秦观月双腿虚软快站不住了,顾珩看着那抹羞红从她的玉颈蔓延到耳根,才将肯放开她。
月娘,你信我吗?
秦观月呼吸不畅,还没能从刚才的情形里抽离。睫毛上挂着雾珠,眼眸湿润地望着顾珩。
你什么都知道,对不对?
顾珩为她拢了拢耳边的碎发:这次的确与之前不同,我没有要骗你的意思。
原先,秦观月担忧顾珩的生死。她威逼贺风带她见顾珩,也并未报太大的希望。
可贺风居然真的有法子让她进宫,从那时起秦观月就开始怀疑顾珩与贺风是不是在布一场大局。
她心疼顾珩受伤不假,但同时也害怕顾珩又像以前那样将她蒙在鼓里。
我想信你,可我该怎么才能信你?珩郎,你我之间就不能坦诚相待吗?难道看着我为你着急担心,你就会欣悦?
说到最后秦观月有些激动,下意识地推开了顾珩。她本以为顾珩会像以前那样牢牢地抓住她不放,谁知今日她只是轻巧地一推,顾珩便皱起了眉,松开了握着她的手。
秦观月心里不妙,再一看顾珩的胸前已有淡淡的血渗透出来。
顾珩的唇色苍白,秦观月惊慌地搀扶着他的胳膊坐在墙边那破旧的长椅上,哽噎道:我、我不是故意的。
没事的。顾珩拍拍她的手背,勉强扯出一个安慰的笑。
秦观月坐在他身边,肩头微颤,不知为何突然生出一种恐慌,她怕顾珩真的会离他而去。
你不会有事,对不对?
她盼着能听见一个肯定的答案,盼着顾珩告诉她一切尽在掌控之中,让她不要担心。
胜败在天,月娘,我不能骗你。顾珩云淡风轻地一笑,语气平静。
秦观月的心当即凉了一半。
陆起章与我有几分年少情谊,虽然如今这不值一提,但我对他应该还有些用处,我想他暂且不会要我的命。
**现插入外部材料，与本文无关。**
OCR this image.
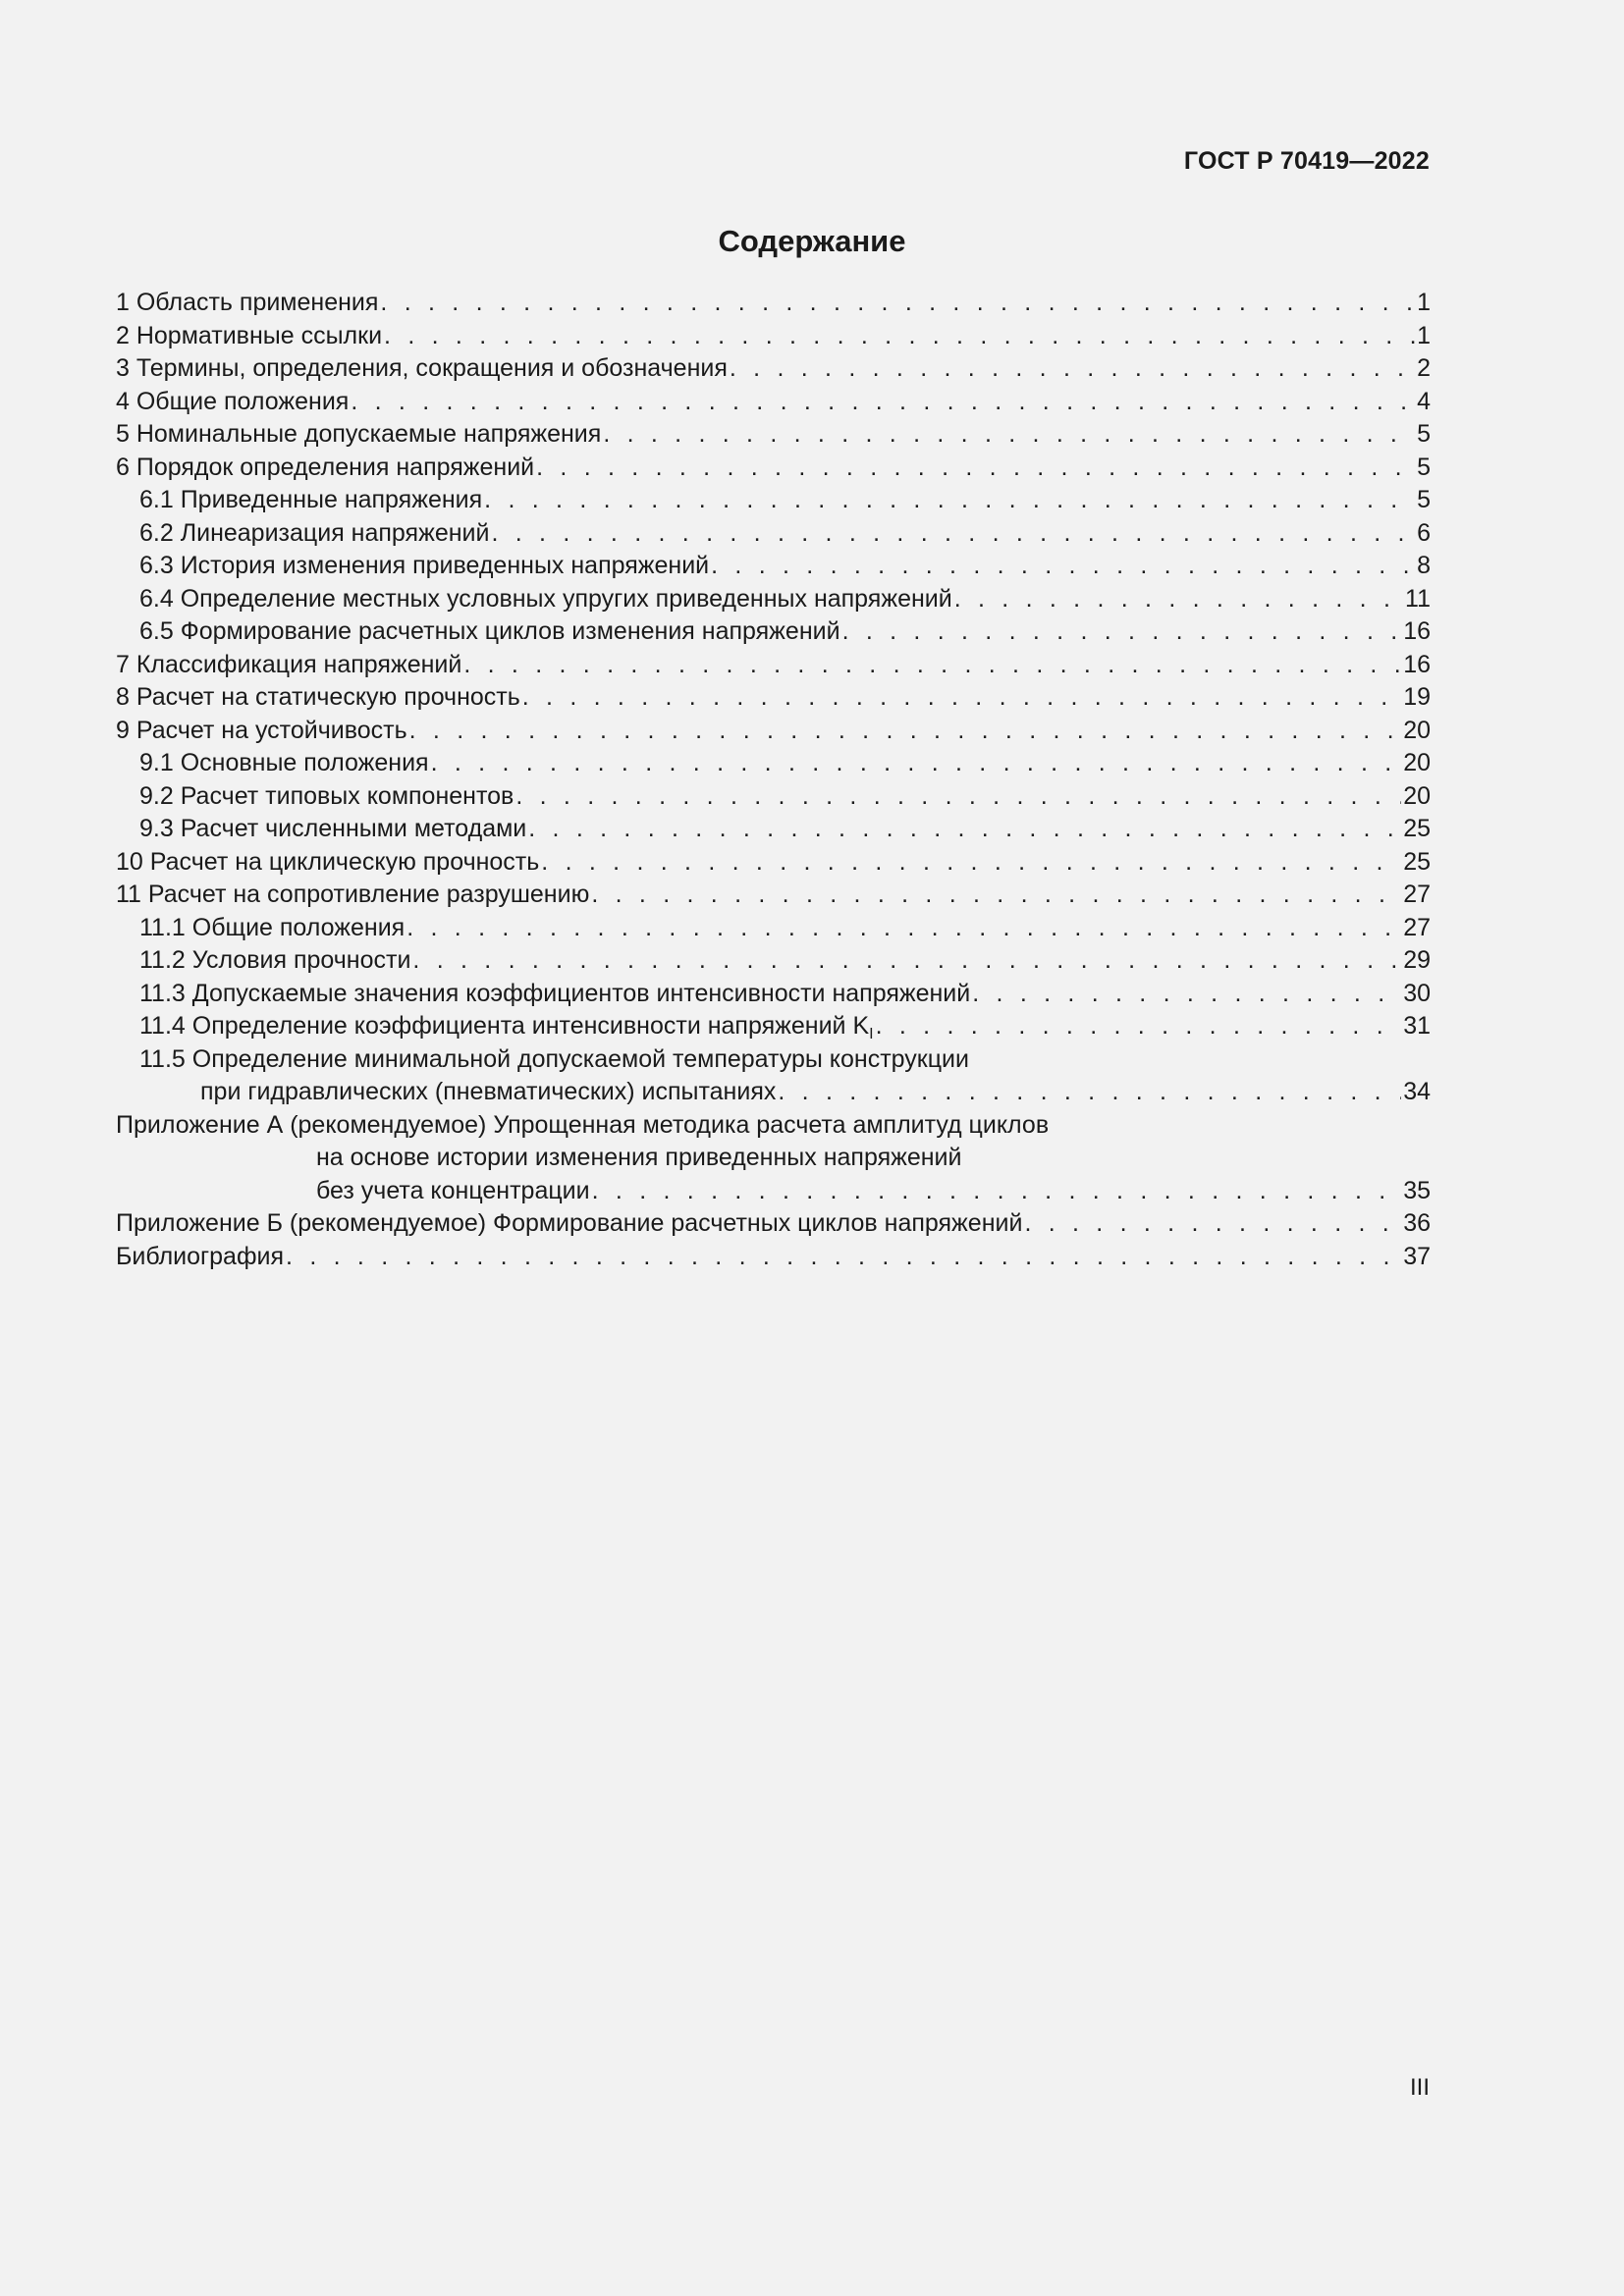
ГОСТ Р 70419—2022
Содержание
1 Область применения . . .	1
2 Нормативные ссылки . . .	1
3 Термины, определения, сокращения и обозначения . . .	2
4 Общие положения . . .	4
5 Номинальные допускаемые напряжения . . .	5
6 Порядок определения напряжений . . .	5
6.1 Приведенные напряжения . . .	5
6.2 Линеаризация напряжений . . .	6
6.3 История изменения приведенных напряжений . . .	8
6.4 Определение местных условных упругих приведенных напряжений . . .	11
6.5 Формирование расчетных циклов изменения напряжений . . .	16
7 Классификация напряжений . . .	16
8 Расчет на статическую прочность . . .	19
9 Расчет на устойчивость . . .	20
9.1 Основные положения . . .	20
9.2 Расчет типовых компонентов . . .	20
9.3 Расчет численными методами . . .	25
10 Расчет на циклическую прочность . . .	25
11 Расчет на сопротивление разрушению . . .	27
11.1 Общие положения . . .	27
11.2 Условия прочности . . .	29
11.3 Допускаемые значения коэффициентов интенсивности напряжений . . .	30
11.4 Определение коэффициента интенсивности напряжений $K_I$ . . .	31
11.5 Определение минимальной допускаемой температуры конструкции
при гидравлических (пневматических) испытаниях . . .	34
Приложение А (рекомендуемое) Упрощенная методика расчета амплитуд циклов
на основе истории изменения приведенных напряжений
без учета концентрации . . .	35
Приложение Б (рекомендуемое) Формирование расчетных циклов напряжений . . .	36
Библиография . . .	37
III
顾珩顿了顿,又道:但若是他真的疯了,非要立即杀了我,那也只能听天由命。
秦观月惊得说不出话来,她本以为顾珩有十全的把握,才会让自己身陷险境。谁知他居然是拿他对陆起章的几分了解在赌。
秦观月猛地站起身,气急攻心,一时头脑晕眩不已,险些倒地。
顾珩,你疯了!
陆起章是个疯子,这几日他不顾劝阻,杀了好几个老臣。
而顾珩居然要赌这个疯子是否还残存一丝理智,这岂不是比陆起章还要更疯。
她又坐回顾珩身边,握住他的手:你不能这样。
哪怕是为了我们。
我们?顾珩有些迟疑地看着她。
秦观月垂下了眼,一滴冰凉的眼泪坠落在顾珩的手背上。
她牵着顾珩的手覆在自己尚平坦的小腹上,望着他的眼睛,一字一句:我不想你死,更不想我们的孩子一出世便没了父亲。
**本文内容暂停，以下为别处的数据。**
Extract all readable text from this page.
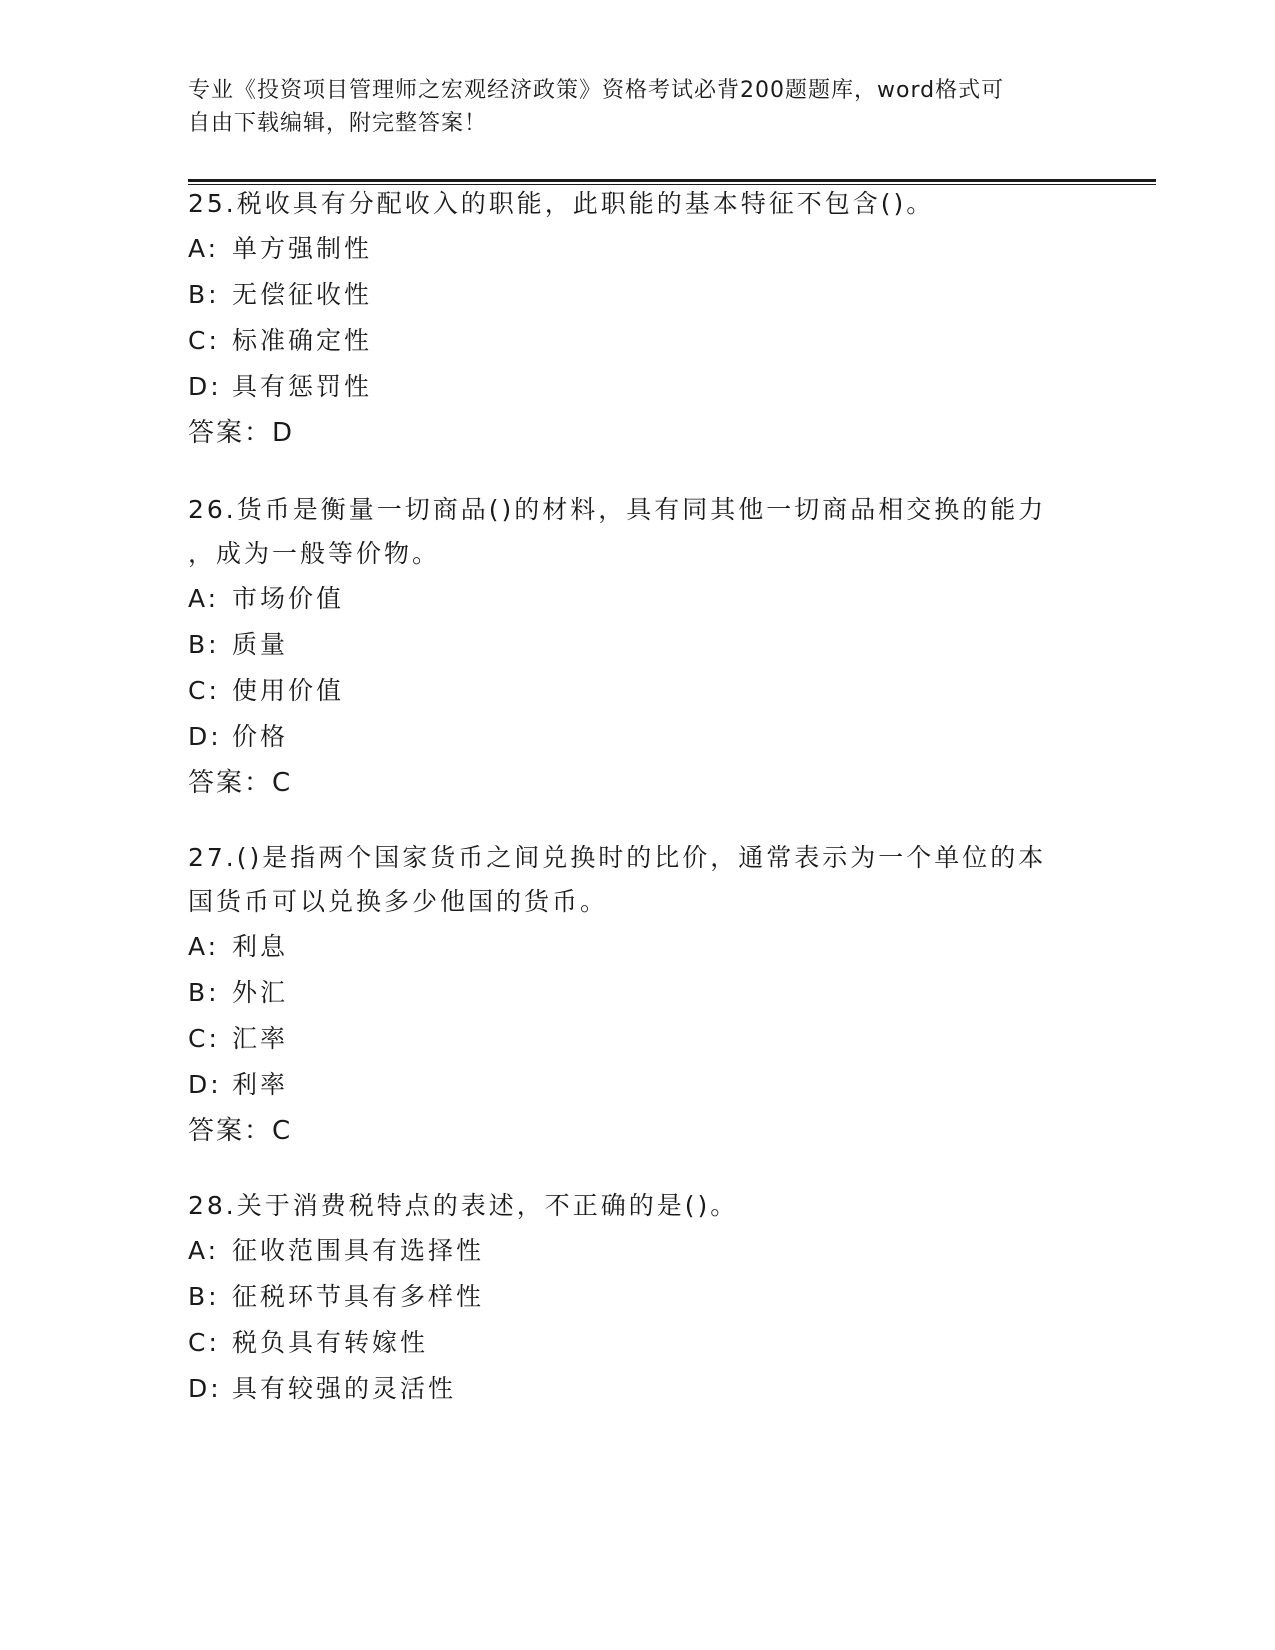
专业《投资项目管理师之宏观经济政策》资格考试必背200题题库，word格式可
自由下载编辑，附完整答案！

25.税收具有分配收入的职能，此职能的基本特征不包含()。

A: 单方强制性

B: 无偿征收性

C: 标准确定性

D: 具有惩罚性

答案：D

26.货币是衡量一切商品()的材料，具有同其他一切商品相交换的能力

，成为一般等价物。

A: 市场价值

B: 质量

C: 使用价值

D: 价格

答案：C

27.()是指两个国家货币之间兑换时的比价，通常表示为一个单位的本

国货币可以兑换多少他国的货币。

A: 利息

B: 外汇

C: 汇率

D: 利率

答案：C

28.关于消费税特点的表述，不正确的是()。

A: 征收范围具有选择性

B: 征税环节具有多样性

C: 税负具有转嫁性

D: 具有较强的灵活性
天牢里容不得温存的延续,不多时,铁门外便响起了叩门声。
他们待得有些久了,守卫来催。
秦观月拭去了眼泪,站起身:我要走了。
顾珩呼吸凝滞了一瞬,依旧坐在原地。
良久,他才缓缓抬起眼:月娘,你刚才说的是真的吗?
秦观月别开头,小声嗔道:我拿这事骗你做什么。还不是都怪你
月娘。
秦观月本以为顾珩会欣喜不已,毕竟他先前多次提过想要一个骨肉,可真到了这一天,她却没在顾珩的脸上看见笑容。
她有些担心顾珩是否觉得这个孩子的不是时候,成了耽误他大业的绊脚石。
一时间秦观月的心情似坠入了深渊,表情也有些不悦:珩郎,你不喜欢这个孩子吗?
顾珩久久没有回话,秦观月一时又惊又恼:看来珩郎是觉得这孩子碍着你的事了,也罢,你不必担心,我自会找个离你远的地方躲着,不再让他招你的烦。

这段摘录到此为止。